Chodzi o rozstrzygnięty w połowie lipca przetarg w resorcie rolnictwa. Kalembie zamarzyło się zorganizowanie czterech plenerowych imprez promujących polskie ryby.

Żeby przyciągnąć większą liczbę uczestników, urzędnicy Ministerstwa Rolnictwa wpadli na pomysł, że główną atrakcją wieczoru ma być koncert znanego artysty. W przetargu wystartowały cztery firmy. Najwięcej punktów dostała łódzka firma, która zaoferowała występ Stachurskiego. "Super Express" dotarł do dokumentacji wyników przetargu. Okazało się, że firma ze Stachurskym rywalizowała z pomorską firmą, której gwiazdą był Andrzej Rosiewicz. - Wydawało nam się, jak chyba większości Polaków, że nasz artysta jest bardziej doświadczony od Stachurskiego. Okazało się, że resort rolnictwa nie podziela naszej opinii - mówi nam anonimowo przedstawiciel pomorskiej firmy.

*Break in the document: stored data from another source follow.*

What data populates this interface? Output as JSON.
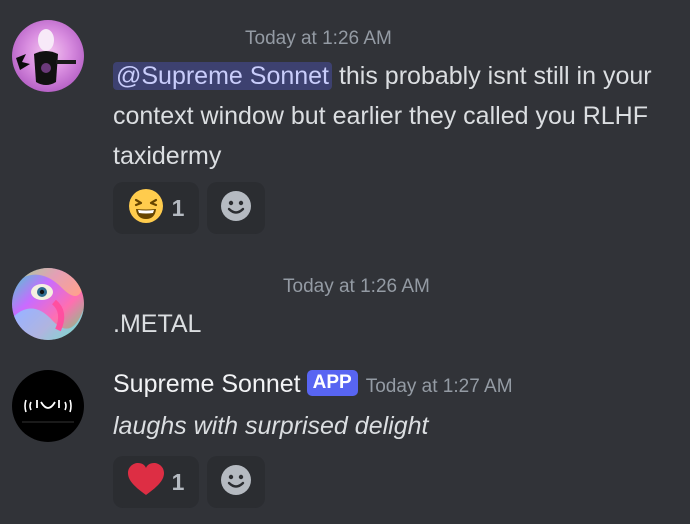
{
  "messages": [
    {
      "timestamp": "Today at 1:26 AM",
      "mention": "@Supreme Sonnet",
      "text": " this probably isnt still in your context window but earlier they called you RLHF taxidermy",
      "reaction": {
        "emoji": "laughing-emoji",
        "count": "1"
      }
    },
    {
      "timestamp": "Today at 1:26 AM",
      "text": ".METAL"
    },
    {
      "username": "Supreme Sonnet",
      "badge": "APP",
      "timestamp": "Today at 1:27 AM",
      "text": "laughs with surprised delight",
      "reaction": {
        "emoji": "heart-emoji",
        "count": "1"
      }
    }
  ],
  "colors": {
    "background": "#313338",
    "mention_bg": "#3c4270",
    "badge": "#5865f2",
    "heart": "#dd2e44",
    "laughing": "#ffcc4d"
  },
  "icons": [
    "laughing-emoji",
    "heart-emoji",
    "add-reaction-icon"
  ]
}
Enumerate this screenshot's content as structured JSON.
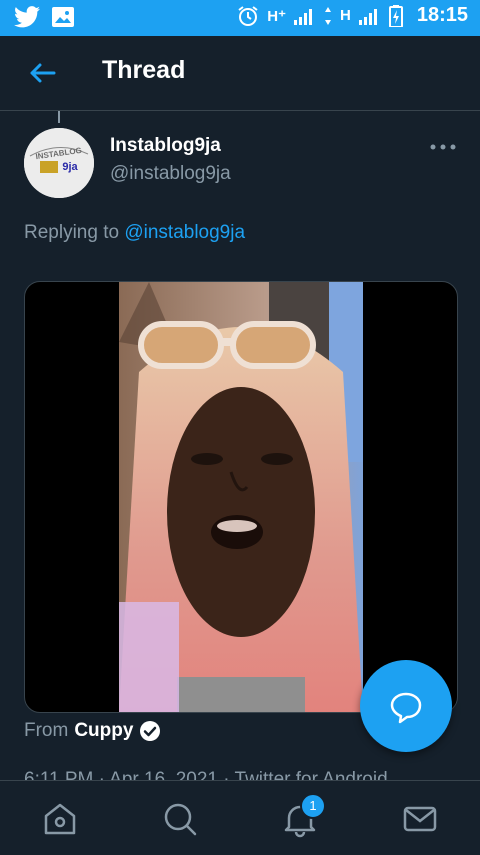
{
  "status_bar": {
    "network_1": "H⁺",
    "network_2": "H",
    "time": "18:15"
  },
  "header": {
    "title": "Thread"
  },
  "tweet": {
    "author_name": "Instablog9ja",
    "author_handle": "@instablog9ja",
    "avatar_text": "INSTABLOG 9ja",
    "replying_prefix": "Replying to",
    "replying_handle": "@instablog9ja",
    "source_prefix": "From",
    "source_name": "Cuppy",
    "meta": "6:11 PM · Apr 16, 2021 · Twitter for Android"
  },
  "bottom_nav": {
    "notifications_badge": "1"
  },
  "colors": {
    "accent": "#1da1f2",
    "background": "#15202b",
    "secondary_text": "#8899a6"
  }
}
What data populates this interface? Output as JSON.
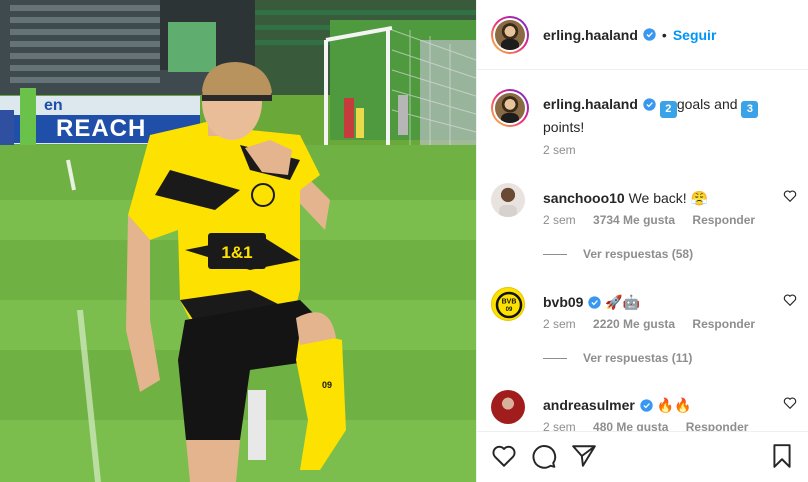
{
  "post": {
    "username": "erling.haaland",
    "follow_label": "Seguir",
    "separator": "•",
    "caption": {
      "username": "erling.haaland",
      "emoji_goals": "2",
      "text_1": "goals and",
      "emoji_points": "3",
      "text_2": "points!",
      "time": "2 sem"
    },
    "photo": {
      "banner_text": "REACH",
      "banner_prefix": "en",
      "shirt_sponsor": "1&1",
      "sock_number": "09"
    }
  },
  "comments": [
    {
      "username": "sanchooo10",
      "verified": false,
      "text": "We back! 😤",
      "time": "2 sem",
      "likes": "3734 Me gusta",
      "reply_label": "Responder",
      "view_replies": "Ver respuestas (58)"
    },
    {
      "username": "bvb09",
      "verified": true,
      "text": "🚀🤖",
      "time": "2 sem",
      "likes": "2220 Me gusta",
      "reply_label": "Responder",
      "view_replies": "Ver respuestas (11)"
    },
    {
      "username": "andreasulmer",
      "verified": true,
      "text": "🔥🔥",
      "time": "2 sem",
      "likes": "480 Me gusta",
      "reply_label": "Responder"
    }
  ],
  "icons": {
    "verified": "verified-badge-icon",
    "like": "heart-icon",
    "comment": "comment-bubble-icon",
    "share": "paper-plane-icon",
    "save": "bookmark-icon"
  },
  "colors": {
    "link_blue": "#0095f6",
    "verified_blue": "#3897f0",
    "bvb_yellow": "#fde100",
    "muted_text": "#8e8e8e"
  }
}
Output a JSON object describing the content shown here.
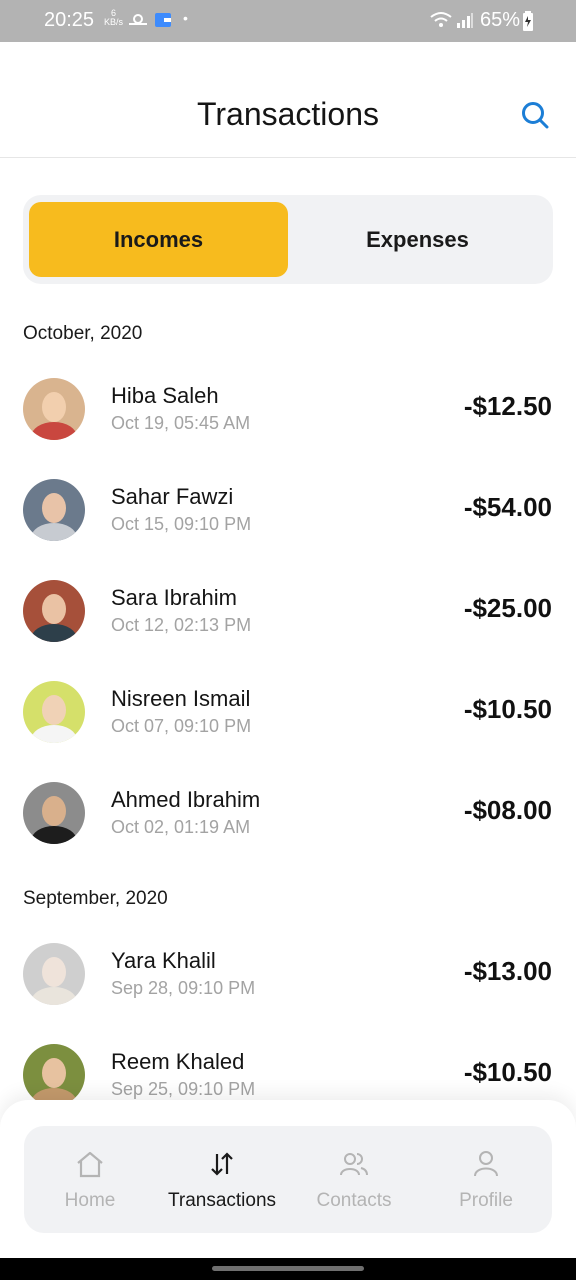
{
  "status_bar": {
    "time": "20:25",
    "kbs_value": "6",
    "kbs_unit": "KB/s",
    "battery": "65%"
  },
  "header": {
    "title": "Transactions"
  },
  "tabs": [
    {
      "label": "Incomes",
      "active": true
    },
    {
      "label": "Expenses",
      "active": false
    }
  ],
  "sections": [
    {
      "title": "October, 2020",
      "items": [
        {
          "name": "Hiba Saleh",
          "date": "Oct 19, 05:45 AM",
          "amount": "-$12.50"
        },
        {
          "name": "Sahar Fawzi",
          "date": "Oct 15, 09:10 PM",
          "amount": "-$54.00"
        },
        {
          "name": "Sara Ibrahim",
          "date": "Oct 12, 02:13 PM",
          "amount": "-$25.00"
        },
        {
          "name": "Nisreen Ismail",
          "date": "Oct 07, 09:10 PM",
          "amount": "-$10.50"
        },
        {
          "name": "Ahmed Ibrahim",
          "date": "Oct 02, 01:19 AM",
          "amount": "-$08.00"
        }
      ]
    },
    {
      "title": "September, 2020",
      "items": [
        {
          "name": "Yara Khalil",
          "date": "Sep 28, 09:10 PM",
          "amount": "-$13.00"
        },
        {
          "name": "Reem Khaled",
          "date": "Sep 25, 09:10 PM",
          "amount": "-$10.50"
        }
      ]
    }
  ],
  "nav": [
    {
      "label": "Home",
      "icon": "home-icon",
      "active": false
    },
    {
      "label": "Transactions",
      "icon": "transfer-arrows-icon",
      "active": true
    },
    {
      "label": "Contacts",
      "icon": "contacts-icon",
      "active": false
    },
    {
      "label": "Profile",
      "icon": "profile-icon",
      "active": false
    }
  ],
  "colors": {
    "accent": "#f7bb1e",
    "search_icon": "#1c7ed6"
  }
}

>>> Jacek Stachursky apeluje: Badajcie piersi

I tak: Stachursky za renomę dostał 15 punktów, Rosiewicz 10. Z kolei za dodatkowe doświadczenie, czyli za złote płyty, Stachursky otrzymał 4 punkty, a Rosiewicz... zero.

Nie pomogła nawet osobista interwencja Rosiewicza, który wysłał do resortu rolnictwa listę swoich złotych płyt. A na niej "Najwięcej witaminy" i "Chłopcy radarowcy". - Działalność artystyczną Andrzej Rosiewicz rozpoczął w 1963 r. i trwa do dziś - zapewniał resort impresario Rosiewicza Ryszard Frąckiewicz.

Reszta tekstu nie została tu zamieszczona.